Cuba: A New Shuttle
In the 15 months since Castro announced that any Cubans who wanted to could leave his little paradise lost, some 47,000 have flown to freedom on the twice-daily Havana-to-Miami shuttle. But when it came to some 900 persons holding dual Cuban-American citizenship, Castro kept stalling. He seemed to delight in preventing the State Department from helping people who were, at least nominally, U.S. citizens.
Last week, after a special plea from Mexico, the only Latin American country that still maintains relations with Cuba, Castro finally agreed to let the "Americans" and 1,800 of their relatives leave. The first planeloads flew out to Merida on Mexico's Yucatan Peninsula, then on to New Orleans in a chartered Pan American Boeing 720.
Since most of the passengers were actually Spanish-speaking Cubans who were born in the U.S. and later went to the island, their leaving marked no significant change in Castro's attitude.

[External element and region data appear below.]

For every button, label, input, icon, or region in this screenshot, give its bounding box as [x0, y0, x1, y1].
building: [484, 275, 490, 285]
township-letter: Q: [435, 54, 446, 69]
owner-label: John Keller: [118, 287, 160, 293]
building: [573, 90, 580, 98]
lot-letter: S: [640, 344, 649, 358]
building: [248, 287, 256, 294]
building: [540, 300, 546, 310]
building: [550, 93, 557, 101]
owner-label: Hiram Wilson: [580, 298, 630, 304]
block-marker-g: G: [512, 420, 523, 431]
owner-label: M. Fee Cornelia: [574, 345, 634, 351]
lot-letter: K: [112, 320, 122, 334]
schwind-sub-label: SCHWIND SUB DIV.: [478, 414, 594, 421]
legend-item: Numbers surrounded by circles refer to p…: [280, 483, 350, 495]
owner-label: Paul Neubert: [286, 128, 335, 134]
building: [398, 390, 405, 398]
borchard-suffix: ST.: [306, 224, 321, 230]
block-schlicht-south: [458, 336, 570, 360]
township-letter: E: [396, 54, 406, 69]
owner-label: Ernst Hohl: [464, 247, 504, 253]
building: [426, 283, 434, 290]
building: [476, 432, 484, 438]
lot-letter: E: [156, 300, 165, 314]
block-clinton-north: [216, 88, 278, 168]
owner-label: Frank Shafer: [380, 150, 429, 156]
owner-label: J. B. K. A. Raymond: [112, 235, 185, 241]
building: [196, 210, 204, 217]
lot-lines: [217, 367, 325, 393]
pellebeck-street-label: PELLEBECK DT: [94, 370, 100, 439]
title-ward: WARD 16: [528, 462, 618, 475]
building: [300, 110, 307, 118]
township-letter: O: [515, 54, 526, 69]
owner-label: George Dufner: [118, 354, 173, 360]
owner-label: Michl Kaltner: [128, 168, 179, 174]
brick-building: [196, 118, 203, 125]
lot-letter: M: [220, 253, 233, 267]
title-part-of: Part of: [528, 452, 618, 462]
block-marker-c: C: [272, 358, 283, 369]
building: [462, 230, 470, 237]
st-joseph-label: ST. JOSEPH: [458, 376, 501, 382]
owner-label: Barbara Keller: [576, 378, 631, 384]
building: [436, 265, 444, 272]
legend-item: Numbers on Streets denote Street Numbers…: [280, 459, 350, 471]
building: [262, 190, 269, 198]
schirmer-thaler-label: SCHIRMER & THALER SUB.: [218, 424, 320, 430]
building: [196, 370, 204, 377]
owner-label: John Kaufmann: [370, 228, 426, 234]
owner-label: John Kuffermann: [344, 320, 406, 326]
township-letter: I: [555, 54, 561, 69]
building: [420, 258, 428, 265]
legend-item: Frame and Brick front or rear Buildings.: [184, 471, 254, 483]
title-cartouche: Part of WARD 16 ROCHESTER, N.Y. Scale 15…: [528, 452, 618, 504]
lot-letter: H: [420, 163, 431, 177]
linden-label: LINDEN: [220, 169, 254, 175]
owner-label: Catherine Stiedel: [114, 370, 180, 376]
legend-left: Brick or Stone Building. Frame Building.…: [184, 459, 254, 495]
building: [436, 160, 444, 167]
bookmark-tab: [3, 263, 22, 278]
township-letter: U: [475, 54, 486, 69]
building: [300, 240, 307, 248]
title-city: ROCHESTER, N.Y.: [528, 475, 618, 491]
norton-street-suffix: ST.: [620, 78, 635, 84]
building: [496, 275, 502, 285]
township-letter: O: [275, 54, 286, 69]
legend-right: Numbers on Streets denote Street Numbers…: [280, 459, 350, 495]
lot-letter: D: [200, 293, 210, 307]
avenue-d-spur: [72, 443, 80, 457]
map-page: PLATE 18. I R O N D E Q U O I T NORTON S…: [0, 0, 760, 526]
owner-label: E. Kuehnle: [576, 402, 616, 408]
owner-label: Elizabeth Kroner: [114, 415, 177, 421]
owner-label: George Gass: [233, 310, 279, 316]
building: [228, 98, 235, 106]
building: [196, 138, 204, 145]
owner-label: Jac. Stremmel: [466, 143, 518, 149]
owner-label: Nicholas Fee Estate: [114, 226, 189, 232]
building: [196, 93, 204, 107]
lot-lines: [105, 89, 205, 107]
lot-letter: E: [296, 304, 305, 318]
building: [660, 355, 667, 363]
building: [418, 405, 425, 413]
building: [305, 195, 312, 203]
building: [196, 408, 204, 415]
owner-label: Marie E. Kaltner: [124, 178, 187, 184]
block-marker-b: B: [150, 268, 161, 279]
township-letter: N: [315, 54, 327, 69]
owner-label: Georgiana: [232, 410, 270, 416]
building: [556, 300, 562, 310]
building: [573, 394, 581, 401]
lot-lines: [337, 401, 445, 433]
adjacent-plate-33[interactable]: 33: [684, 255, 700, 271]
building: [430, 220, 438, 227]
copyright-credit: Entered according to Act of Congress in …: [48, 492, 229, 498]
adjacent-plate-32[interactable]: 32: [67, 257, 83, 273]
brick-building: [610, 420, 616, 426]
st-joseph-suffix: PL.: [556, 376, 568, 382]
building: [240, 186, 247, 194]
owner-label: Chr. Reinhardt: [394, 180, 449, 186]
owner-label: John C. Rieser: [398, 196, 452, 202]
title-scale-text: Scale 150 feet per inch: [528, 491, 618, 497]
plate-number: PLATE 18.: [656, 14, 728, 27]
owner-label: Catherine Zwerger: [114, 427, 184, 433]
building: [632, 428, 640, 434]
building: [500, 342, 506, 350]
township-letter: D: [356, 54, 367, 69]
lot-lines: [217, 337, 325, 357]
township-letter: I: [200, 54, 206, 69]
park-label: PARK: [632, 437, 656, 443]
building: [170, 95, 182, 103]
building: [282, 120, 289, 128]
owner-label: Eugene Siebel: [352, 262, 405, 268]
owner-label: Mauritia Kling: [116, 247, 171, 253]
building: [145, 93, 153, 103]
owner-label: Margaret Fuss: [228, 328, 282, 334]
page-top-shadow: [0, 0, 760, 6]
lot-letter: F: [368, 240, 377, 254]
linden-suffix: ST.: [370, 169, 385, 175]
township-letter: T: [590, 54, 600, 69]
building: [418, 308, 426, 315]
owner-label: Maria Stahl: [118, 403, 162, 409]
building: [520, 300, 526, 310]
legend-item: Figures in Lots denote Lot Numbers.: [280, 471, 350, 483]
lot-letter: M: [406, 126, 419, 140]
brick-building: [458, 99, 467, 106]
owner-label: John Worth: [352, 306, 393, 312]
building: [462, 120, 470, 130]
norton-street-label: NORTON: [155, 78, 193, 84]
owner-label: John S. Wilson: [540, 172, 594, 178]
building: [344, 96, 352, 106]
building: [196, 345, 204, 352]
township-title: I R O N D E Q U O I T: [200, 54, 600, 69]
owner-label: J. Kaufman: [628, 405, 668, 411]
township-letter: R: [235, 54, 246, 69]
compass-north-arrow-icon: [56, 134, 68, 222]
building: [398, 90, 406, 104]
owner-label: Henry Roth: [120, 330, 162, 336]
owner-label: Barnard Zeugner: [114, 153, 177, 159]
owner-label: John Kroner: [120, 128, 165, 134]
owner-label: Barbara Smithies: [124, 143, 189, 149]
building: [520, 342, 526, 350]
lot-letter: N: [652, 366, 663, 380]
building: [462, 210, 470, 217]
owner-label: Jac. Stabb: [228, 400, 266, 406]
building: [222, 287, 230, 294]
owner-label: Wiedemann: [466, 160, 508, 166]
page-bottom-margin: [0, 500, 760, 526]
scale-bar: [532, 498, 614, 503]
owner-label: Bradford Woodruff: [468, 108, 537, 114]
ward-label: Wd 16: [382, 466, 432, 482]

But the action may well have signaled a mild easing of tensions between the two countries. There have also been other signs of a thaw. Though the U.S.'s six-year-old trade embargo remains in effect, Washington recently modified its ban on travel to Cuba and announced that U.S. citizens may now get passports to visit the island for "cultural" and business reasonsprovided that the Czechoslovakian embassy, Castro's diplomatic go-between in the U.S., agrees to issue a visa.